O secretário de Fazenda de Mato Grosso, Rogério Gallo, que apresentou no decorrer da semana o balanço do quadrimestre de 2020 no Estado, disse que pela primeira vez na história, depois de dez anos consecutivos, o governo gasta menos do que arrecada.

_“Depois de dez anos consecutivos no vermelho, gastando mais do que se arrecada, nós fechamos 2019 no azul. Arrecadamos mais do que gastamos”, argumentando que “ainda existem dívidas de outros exercícios, mas pela primeira vez em dez anos, arrecadamos mais do que gastamos”.
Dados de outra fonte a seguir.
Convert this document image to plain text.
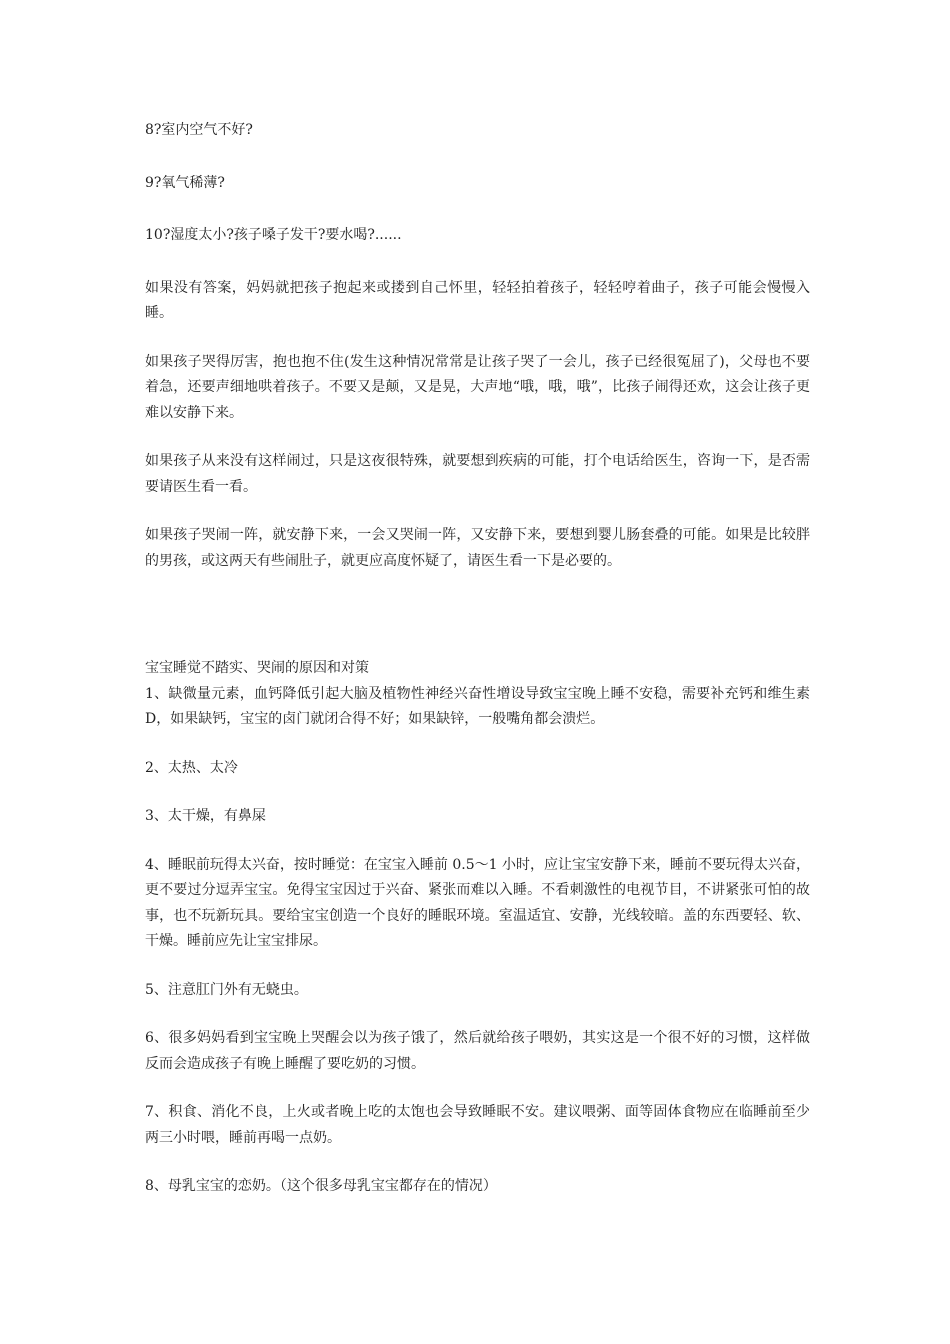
8?室内空气不好?

9?氧气稀薄?

10?湿度太小?孩子嗓子发干?要水喝?......

如果没有答案，妈妈就把孩子抱起来或搂到自己怀里，轻轻拍着孩子，轻轻哼着曲子，孩子可能会慢慢入睡。

如果孩子哭得厉害，抱也抱不住(发生这种情况常常是让孩子哭了一会儿，孩子已经很冤屈了)，父母也不要着急，还要声细地哄着孩子。不要又是颠，又是晃，大声地“哦，哦，哦”，比孩子闹得还欢，这会让孩子更难以安静下来。

如果孩子从来没有这样闹过，只是这夜很特殊，就要想到疾病的可能，打个电话给医生，咨询一下，是否需要请医生看一看。

如果孩子哭闹一阵，就安静下来，一会又哭闹一阵，又安静下来，要想到婴儿肠套叠的可能。如果是比较胖的男孩，或这两天有些闹肚子，就更应高度怀疑了，请医生看一下是必要的。

宝宝睡觉不踏实、哭闹的原因和对策

1、缺微量元素，血钙降低引起大脑及植物性神经兴奋性增设导致宝宝晚上睡不安稳，需要补充钙和维生素 D，如果缺钙，宝宝的卤门就闭合得不好；如果缺锌，一般嘴角都会溃烂。

2、太热、太冷

3、太干燥，有鼻屎

4、睡眠前玩得太兴奋，按时睡觉：在宝宝入睡前 0.5～1 小时，应让宝宝安静下来，睡前不要玩得太兴奋，更不要过分逗弄宝宝。免得宝宝因过于兴奋、紧张而难以入睡。不看刺激性的电视节目，不讲紧张可怕的故事，也不玩新玩具。要给宝宝创造一个良好的睡眠环境。室温适宜、安静，光线较暗。盖的东西要轻、软、干燥。睡前应先让宝宝排尿。

5、注意肛门外有无蛲虫。

6、很多妈妈看到宝宝晚上哭醒会以为孩子饿了，然后就给孩子喂奶，其实这是一个很不好的习惯，这样做反而会造成孩子有晚上睡醒了要吃奶的习惯。

7、积食、消化不良，上火或者晚上吃的太饱也会导致睡眠不安。建议喂粥、面等固体食物应在临睡前至少两三小时喂，睡前再喝一点奶。

8、母乳宝宝的恋奶。（这个很多母乳宝宝都存在的情况）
Segundo o secretário, no balanço do primeiro quadrimestre de 2020, janeiro a abril, “nós tivemos nos três primeiros meses uma ótima arrecadação. Nós vínhamos com um nível de arrecadação 20% superior ao mesmo período do ano passado”.

Conforme o secretário, esse equilíbrio nas finanças públicas foi altamente positivo para que o Estado atravessasse o período de pandemia do coronavírus, sem maiores problemas. “Com isso nós tivemos condições de enfrentar a pandemia, mesmo sem a ajuda emergencial do governo, o Estado tinha dinheiro em caixa porque fez o dever de casa. Controlou as contas públicas e tinha dinheiro em caixa para fazer o que foi feito lá no Metropolitano, por exemplo, uma ampliação de 180 vagas”, recordou.
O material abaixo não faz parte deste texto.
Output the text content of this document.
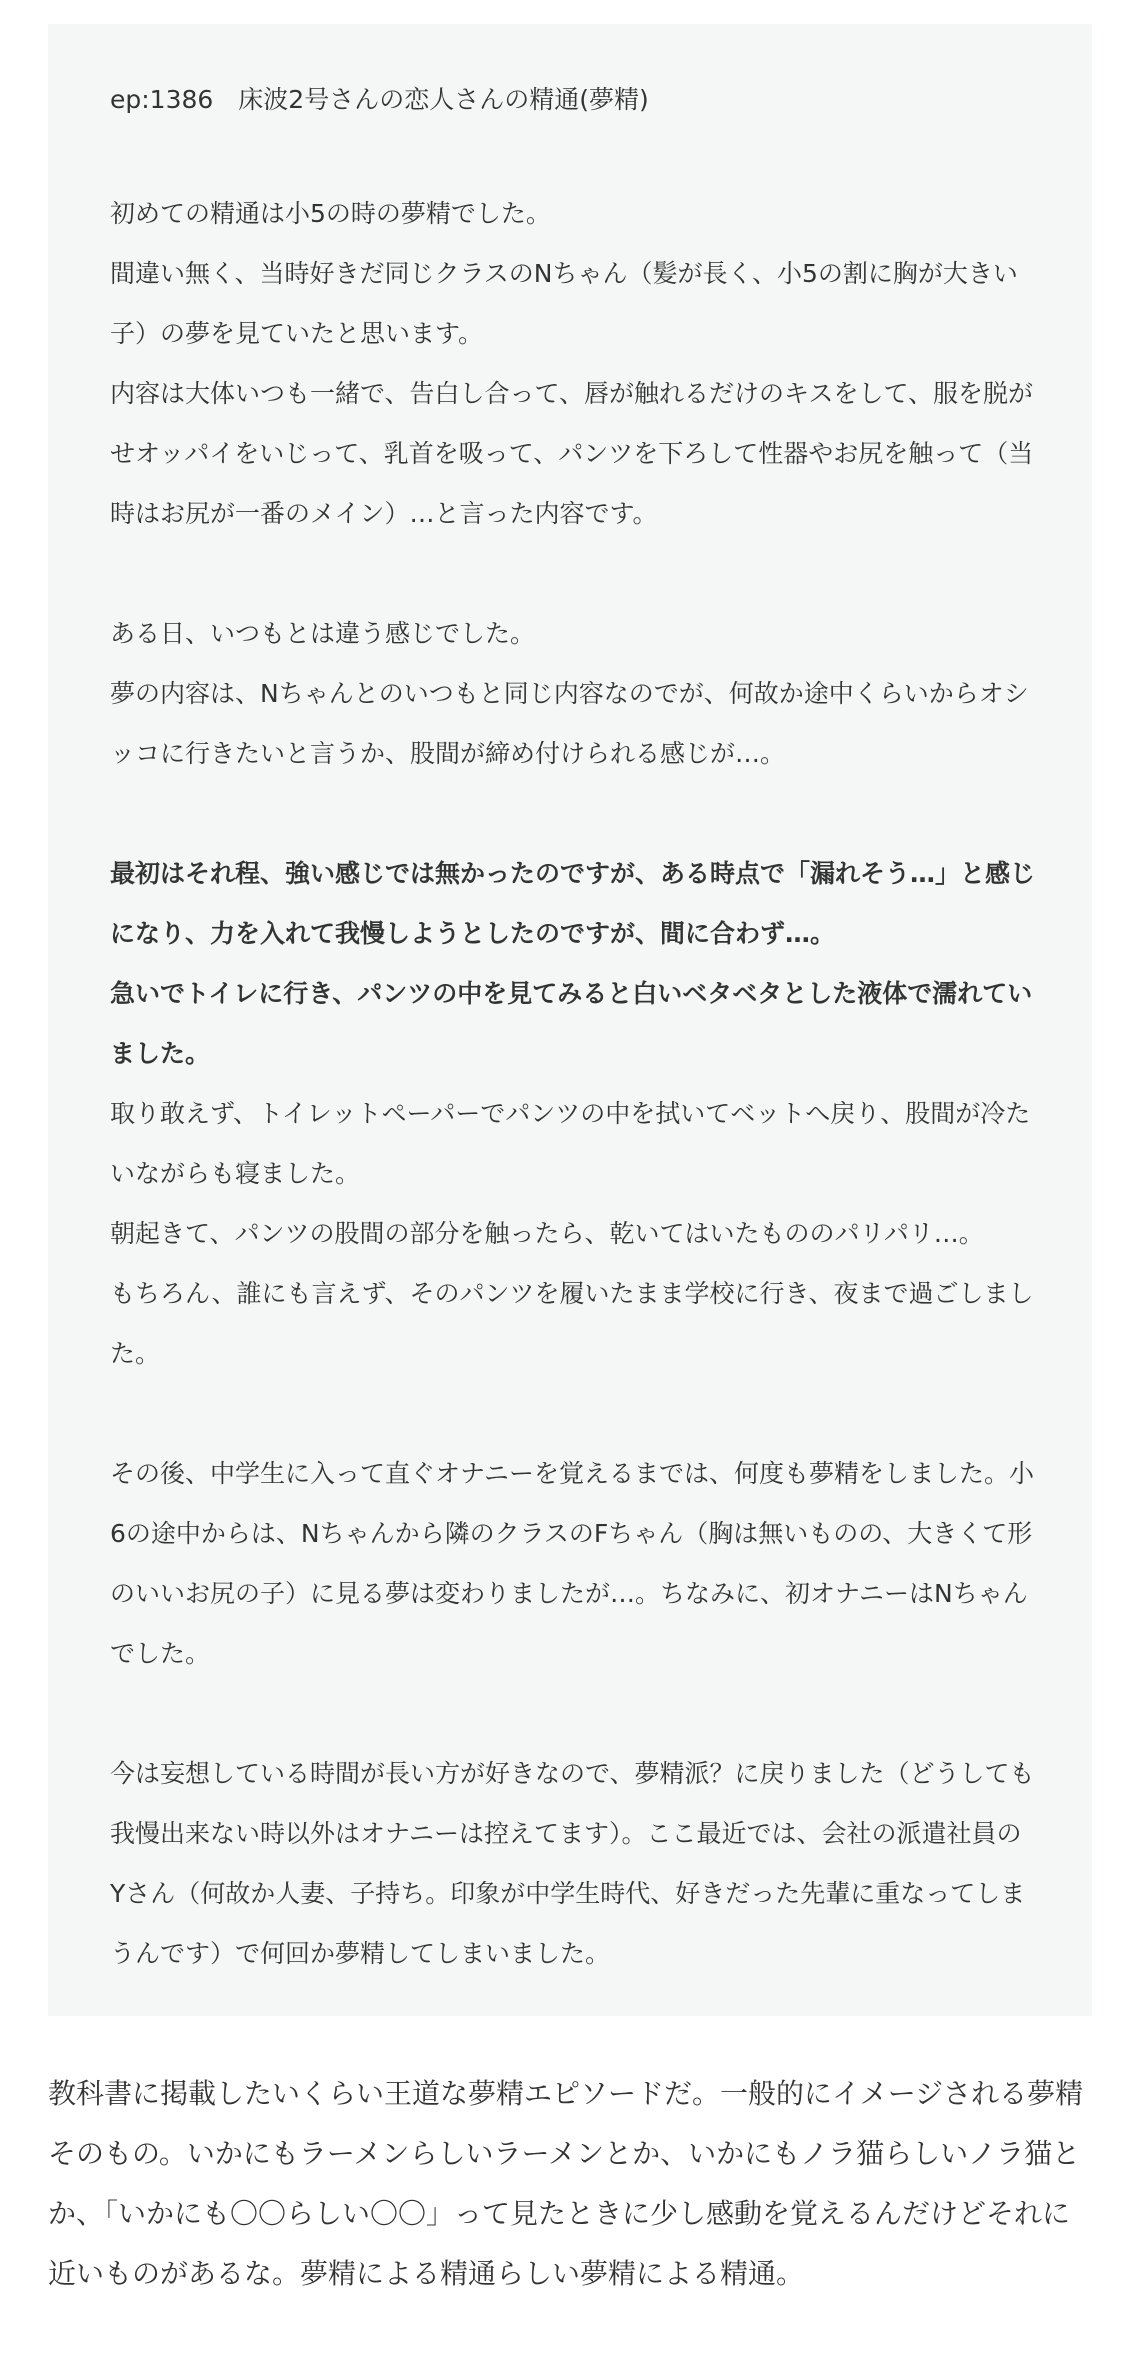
ep:1386　床波2号さんの恋人さんの精通(夢精)

初めての精通は小5の時の夢精でした。

間違い無く、当時好きだ同じクラスのNちゃん（髪が長く、小5の割に胸が大きい

子）の夢を見ていたと思います。

内容は大体いつも一緒で、告白し合って、唇が触れるだけのキスをして、服を脱が

せオッパイをいじって、乳首を吸って、パンツを下ろして性器やお尻を触って（当

時はお尻が一番のメイン）…と言った内容です。

ある日、いつもとは違う感じでした。

夢の内容は、Nちゃんとのいつもと同じ内容なのでが、何故か途中くらいからオシ

ッコに行きたいと言うか、股間が締め付けられる感じが…。

最初はそれ程、強い感じでは無かったのですが、ある時点で「漏れそう…」と感じ

になり、力を入れて我慢しようとしたのですが、間に合わず…。

急いでトイレに行き、パンツの中を見てみると白いベタベタとした液体で濡れてい

ました。

取り敢えず、トイレットペーパーでパンツの中を拭いてベットへ戻り、股間が冷た

いながらも寝ました。

朝起きて、パンツの股間の部分を触ったら、乾いてはいたもののパリパリ…。

もちろん、誰にも言えず、そのパンツを履いたまま学校に行き、夜まで過ごしまし

た。

その後、中学生に入って直ぐオナニーを覚えるまでは、何度も夢精をしました。小

6の途中からは、Nちゃんから隣のクラスのFちゃん（胸は無いものの、大きくて形

のいいお尻の子）に見る夢は変わりましたが…。ちなみに、初オナニーはNちゃん

でした。

今は妄想している時間が長い方が好きなので、夢精派？に戻りました（どうしても

我慢出来ない時以外はオナニーは控えてます）。ここ最近では、会社の派遣社員の

Yさん（何故か人妻、子持ち。印象が中学生時代、好きだった先輩に重なってしま

うんです）で何回か夢精してしまいました。

教科書に掲載したいくらい王道な夢精エピソードだ。一般的にイメージされる夢精

そのもの。いかにもラーメンらしいラーメンとか、いかにもノラ猫らしいノラ猫と

か、「いかにも〇〇らしい〇〇」って見たときに少し感動を覚えるんだけどそれに

近いものがあるな。夢精による精通らしい夢精による精通。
“Tivemos o primeiro quadrimestre com equilíbrio orçamentário, gastando menos do que arrecadamos, colocando o Estado num novo rumo, fazendo com que nossos fornecedores recebam em dia e também os servidores públicos, onde já conseguimos trazer do dia 10 para o dia 5, o pagamento dos salários e isso será uma tônica daqui para frente por conta da disciplina fiscal, do respeito com as contas públicas”.

Rogério Gallo disse que “junho e julho tivemos uma queda em relação ao que vínhamos arrecadando. De janeiro a março de 2020, para citar um exemplo, arrecadamos 25% a mais do que no mesmo período de 2019. Nós caímos no segundo trimestre, para 3,5%, quer dizer, de abril a junho nós crescemos apenas 3,5%. Houve uma queda frente ao que vínhamos arrecadando em função da pandemia. Ainda assim continuamos com uma arrecadação superior em relação ao ano passado”.

”De acordo com os dados, a receita total no primeiro quadrimestre de 2020 foi de R$ 6,8 bilhões; já despesa total liquidada chegou a R$ 5,1 bilhões. O resultado foi um superávit na ordem de R$ 1,6 bilhões”.